History

Greece
- Name: Loudovikos
- Namesake: King Ludwig I of Bavaria
- Builder: Poros Naval Shipyard, Poros
- Launched: 1838; 187 years ago
- Commissioned: 1838
- Decommissioned: 1873; 152 years ago
- Renamed: Messolongion, 1862

General characteristics
- Displacement: 1,000 long tons (1,016 t)
- Length: 44.1 m (145 ft)
- Complement: 182
- Armament: 2 × 22-pounder guns; 4 × 20-pounder long guns; 24 × 32-pounder carronades;

= Greek corvette Loudovikos =

Loudovikos was a corvette of the Hellenic Navy built in 1838 at the Poros Naval Shipyard, designed by naval architect Georgios Tombazis. It was named after King Ludwig I of Bavaria, the father of King Otto of Greece.

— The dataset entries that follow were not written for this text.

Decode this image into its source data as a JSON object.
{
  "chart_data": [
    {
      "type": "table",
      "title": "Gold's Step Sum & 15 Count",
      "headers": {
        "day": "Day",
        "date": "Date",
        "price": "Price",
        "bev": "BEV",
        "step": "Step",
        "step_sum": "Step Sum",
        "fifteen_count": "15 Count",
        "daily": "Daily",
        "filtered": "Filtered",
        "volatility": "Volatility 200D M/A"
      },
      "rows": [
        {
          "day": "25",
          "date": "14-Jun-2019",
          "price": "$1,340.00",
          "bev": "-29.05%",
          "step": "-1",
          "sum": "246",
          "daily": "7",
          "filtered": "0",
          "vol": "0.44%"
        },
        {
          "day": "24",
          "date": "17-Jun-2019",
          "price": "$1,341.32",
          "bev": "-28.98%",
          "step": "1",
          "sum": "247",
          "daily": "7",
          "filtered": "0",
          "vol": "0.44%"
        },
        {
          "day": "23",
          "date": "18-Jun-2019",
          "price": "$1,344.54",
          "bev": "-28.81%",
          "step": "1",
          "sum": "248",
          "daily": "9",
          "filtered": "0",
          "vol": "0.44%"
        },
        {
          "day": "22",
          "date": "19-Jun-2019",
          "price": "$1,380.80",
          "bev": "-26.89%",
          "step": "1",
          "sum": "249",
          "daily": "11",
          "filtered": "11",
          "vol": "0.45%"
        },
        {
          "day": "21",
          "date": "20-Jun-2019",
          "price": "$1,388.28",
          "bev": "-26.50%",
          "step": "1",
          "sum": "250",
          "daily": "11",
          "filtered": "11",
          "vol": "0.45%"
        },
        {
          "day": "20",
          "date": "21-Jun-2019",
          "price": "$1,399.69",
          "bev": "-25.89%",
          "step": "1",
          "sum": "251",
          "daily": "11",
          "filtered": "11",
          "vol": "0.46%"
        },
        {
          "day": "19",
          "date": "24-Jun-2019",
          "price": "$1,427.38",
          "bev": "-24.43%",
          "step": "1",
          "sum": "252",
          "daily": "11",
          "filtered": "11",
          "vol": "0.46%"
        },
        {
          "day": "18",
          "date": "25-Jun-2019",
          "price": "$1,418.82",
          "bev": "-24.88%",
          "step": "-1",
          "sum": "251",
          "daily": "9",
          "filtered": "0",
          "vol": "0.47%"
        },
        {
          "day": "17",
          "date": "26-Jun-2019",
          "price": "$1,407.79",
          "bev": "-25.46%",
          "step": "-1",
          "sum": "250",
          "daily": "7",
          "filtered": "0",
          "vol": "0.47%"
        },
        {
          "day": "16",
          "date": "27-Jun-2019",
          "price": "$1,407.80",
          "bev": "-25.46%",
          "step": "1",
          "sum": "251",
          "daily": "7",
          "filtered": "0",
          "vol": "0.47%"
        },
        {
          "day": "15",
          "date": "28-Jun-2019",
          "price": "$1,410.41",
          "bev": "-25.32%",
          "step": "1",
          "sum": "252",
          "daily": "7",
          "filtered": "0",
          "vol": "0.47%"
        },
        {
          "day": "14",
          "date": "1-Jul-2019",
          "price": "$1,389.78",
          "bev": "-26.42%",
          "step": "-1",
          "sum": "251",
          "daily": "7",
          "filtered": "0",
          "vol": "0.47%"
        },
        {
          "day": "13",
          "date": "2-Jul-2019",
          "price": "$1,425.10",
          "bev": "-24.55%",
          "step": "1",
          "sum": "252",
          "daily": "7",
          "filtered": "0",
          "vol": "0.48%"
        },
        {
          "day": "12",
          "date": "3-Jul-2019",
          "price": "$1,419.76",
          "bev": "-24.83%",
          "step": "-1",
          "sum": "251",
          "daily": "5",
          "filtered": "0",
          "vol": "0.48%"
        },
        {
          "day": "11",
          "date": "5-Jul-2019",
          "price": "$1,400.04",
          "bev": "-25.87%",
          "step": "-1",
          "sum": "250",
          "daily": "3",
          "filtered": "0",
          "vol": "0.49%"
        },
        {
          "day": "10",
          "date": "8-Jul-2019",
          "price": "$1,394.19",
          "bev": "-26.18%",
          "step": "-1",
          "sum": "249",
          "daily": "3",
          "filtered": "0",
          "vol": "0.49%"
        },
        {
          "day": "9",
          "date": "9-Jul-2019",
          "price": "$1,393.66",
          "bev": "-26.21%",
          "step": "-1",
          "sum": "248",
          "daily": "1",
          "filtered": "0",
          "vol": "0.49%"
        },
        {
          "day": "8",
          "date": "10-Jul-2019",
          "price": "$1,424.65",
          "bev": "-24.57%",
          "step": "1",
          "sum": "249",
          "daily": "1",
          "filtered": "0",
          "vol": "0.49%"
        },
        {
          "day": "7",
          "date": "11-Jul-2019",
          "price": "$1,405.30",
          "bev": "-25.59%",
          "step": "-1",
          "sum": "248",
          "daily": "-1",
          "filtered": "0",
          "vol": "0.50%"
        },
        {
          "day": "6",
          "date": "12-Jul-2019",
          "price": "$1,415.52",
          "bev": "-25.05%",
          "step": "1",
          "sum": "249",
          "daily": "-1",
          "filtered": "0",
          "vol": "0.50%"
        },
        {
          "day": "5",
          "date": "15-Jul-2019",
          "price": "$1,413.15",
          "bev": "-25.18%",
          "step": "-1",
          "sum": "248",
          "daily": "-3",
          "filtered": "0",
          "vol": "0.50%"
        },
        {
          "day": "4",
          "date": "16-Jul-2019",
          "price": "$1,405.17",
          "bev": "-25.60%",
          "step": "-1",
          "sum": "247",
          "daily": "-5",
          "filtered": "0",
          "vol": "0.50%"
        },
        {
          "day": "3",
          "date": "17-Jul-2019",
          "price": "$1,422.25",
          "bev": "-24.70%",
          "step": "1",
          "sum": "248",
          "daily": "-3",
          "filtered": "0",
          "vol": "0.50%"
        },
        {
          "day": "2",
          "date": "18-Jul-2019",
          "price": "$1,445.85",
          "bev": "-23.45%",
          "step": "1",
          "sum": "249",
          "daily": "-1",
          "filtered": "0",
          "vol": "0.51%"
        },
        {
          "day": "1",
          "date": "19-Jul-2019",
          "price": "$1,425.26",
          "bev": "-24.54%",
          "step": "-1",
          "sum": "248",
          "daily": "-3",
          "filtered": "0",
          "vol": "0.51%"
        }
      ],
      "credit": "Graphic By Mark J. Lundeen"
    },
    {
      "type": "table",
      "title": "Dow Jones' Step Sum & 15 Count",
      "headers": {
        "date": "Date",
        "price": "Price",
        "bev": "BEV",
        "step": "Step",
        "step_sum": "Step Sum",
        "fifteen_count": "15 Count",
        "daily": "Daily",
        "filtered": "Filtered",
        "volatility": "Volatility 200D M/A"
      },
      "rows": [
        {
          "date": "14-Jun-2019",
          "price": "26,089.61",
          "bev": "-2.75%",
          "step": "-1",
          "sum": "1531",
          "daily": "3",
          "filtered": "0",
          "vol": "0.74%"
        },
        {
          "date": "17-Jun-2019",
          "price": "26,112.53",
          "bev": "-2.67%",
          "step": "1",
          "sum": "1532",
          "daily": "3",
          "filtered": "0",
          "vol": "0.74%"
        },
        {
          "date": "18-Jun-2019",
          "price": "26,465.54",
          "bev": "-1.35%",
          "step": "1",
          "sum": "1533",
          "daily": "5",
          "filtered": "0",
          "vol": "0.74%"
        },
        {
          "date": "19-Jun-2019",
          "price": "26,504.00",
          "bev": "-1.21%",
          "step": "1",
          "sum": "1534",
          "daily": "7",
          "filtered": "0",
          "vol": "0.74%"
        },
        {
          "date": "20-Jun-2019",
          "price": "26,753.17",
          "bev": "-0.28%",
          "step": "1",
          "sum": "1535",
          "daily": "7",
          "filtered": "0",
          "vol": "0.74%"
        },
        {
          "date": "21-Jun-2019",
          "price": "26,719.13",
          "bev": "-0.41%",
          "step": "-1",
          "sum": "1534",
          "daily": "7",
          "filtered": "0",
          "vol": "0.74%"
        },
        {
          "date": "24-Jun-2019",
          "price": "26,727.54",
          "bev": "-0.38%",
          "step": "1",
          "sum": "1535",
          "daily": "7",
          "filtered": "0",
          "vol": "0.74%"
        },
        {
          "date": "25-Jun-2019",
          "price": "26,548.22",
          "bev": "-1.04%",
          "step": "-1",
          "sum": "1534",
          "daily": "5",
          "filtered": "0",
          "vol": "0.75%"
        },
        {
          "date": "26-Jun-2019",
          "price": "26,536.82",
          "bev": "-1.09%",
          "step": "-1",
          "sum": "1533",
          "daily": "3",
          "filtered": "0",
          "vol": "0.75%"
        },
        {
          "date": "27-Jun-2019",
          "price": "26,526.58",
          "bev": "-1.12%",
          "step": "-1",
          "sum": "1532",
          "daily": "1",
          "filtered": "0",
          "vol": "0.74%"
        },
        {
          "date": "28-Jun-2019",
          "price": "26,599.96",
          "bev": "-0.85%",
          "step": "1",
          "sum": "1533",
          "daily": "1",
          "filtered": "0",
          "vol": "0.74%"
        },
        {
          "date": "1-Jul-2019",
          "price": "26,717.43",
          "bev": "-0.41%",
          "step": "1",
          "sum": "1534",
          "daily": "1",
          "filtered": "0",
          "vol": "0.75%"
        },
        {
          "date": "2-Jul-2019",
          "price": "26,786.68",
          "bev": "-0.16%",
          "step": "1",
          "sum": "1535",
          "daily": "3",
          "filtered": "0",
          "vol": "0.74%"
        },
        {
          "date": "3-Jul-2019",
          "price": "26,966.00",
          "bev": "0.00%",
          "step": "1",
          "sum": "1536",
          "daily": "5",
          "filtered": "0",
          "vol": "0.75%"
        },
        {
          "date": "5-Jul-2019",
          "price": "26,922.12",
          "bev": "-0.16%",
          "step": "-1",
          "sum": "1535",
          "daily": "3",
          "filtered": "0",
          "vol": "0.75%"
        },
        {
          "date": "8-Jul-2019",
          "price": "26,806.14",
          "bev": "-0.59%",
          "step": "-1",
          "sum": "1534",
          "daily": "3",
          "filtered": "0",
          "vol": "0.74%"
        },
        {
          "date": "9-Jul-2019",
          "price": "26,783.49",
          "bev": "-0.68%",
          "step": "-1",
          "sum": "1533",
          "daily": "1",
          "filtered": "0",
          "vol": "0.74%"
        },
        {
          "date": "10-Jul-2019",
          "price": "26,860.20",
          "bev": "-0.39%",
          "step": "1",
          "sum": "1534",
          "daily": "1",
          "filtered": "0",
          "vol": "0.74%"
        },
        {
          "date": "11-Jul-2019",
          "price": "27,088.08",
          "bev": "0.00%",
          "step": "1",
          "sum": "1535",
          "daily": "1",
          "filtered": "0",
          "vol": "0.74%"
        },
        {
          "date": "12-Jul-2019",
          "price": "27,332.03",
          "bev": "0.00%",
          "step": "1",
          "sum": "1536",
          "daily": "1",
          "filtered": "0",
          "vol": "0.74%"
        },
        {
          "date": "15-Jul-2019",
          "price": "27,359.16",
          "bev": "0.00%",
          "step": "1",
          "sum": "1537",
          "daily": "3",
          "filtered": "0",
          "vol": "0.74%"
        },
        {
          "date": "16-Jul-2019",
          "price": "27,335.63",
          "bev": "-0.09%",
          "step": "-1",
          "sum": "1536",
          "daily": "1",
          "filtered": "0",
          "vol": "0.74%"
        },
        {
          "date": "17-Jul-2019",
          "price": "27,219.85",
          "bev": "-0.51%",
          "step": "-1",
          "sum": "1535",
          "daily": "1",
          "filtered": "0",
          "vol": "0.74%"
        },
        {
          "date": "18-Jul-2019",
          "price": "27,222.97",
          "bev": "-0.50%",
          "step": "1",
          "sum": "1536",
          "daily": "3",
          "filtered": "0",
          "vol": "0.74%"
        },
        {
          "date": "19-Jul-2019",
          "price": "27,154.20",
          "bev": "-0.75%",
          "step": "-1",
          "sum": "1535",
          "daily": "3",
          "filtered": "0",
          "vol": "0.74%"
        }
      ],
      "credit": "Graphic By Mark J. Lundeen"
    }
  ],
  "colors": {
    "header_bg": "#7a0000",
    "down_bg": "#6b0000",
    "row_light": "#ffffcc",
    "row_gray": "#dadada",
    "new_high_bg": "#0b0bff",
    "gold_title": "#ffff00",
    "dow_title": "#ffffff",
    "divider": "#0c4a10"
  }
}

It was a relatively large ship (length 44.1 m, 1000-ton displacement), was armed with two 22-lb plus four 20-lb long guns, and twenty-four 32-lb carronades, and had a crew of 182. The ship was not operationally utilized, and since 1846 it was used as a training ship (renamed Messolongion after the ousting of Otto in 1862). It officially remained in service with the Royal Hellenic Navy until 1873.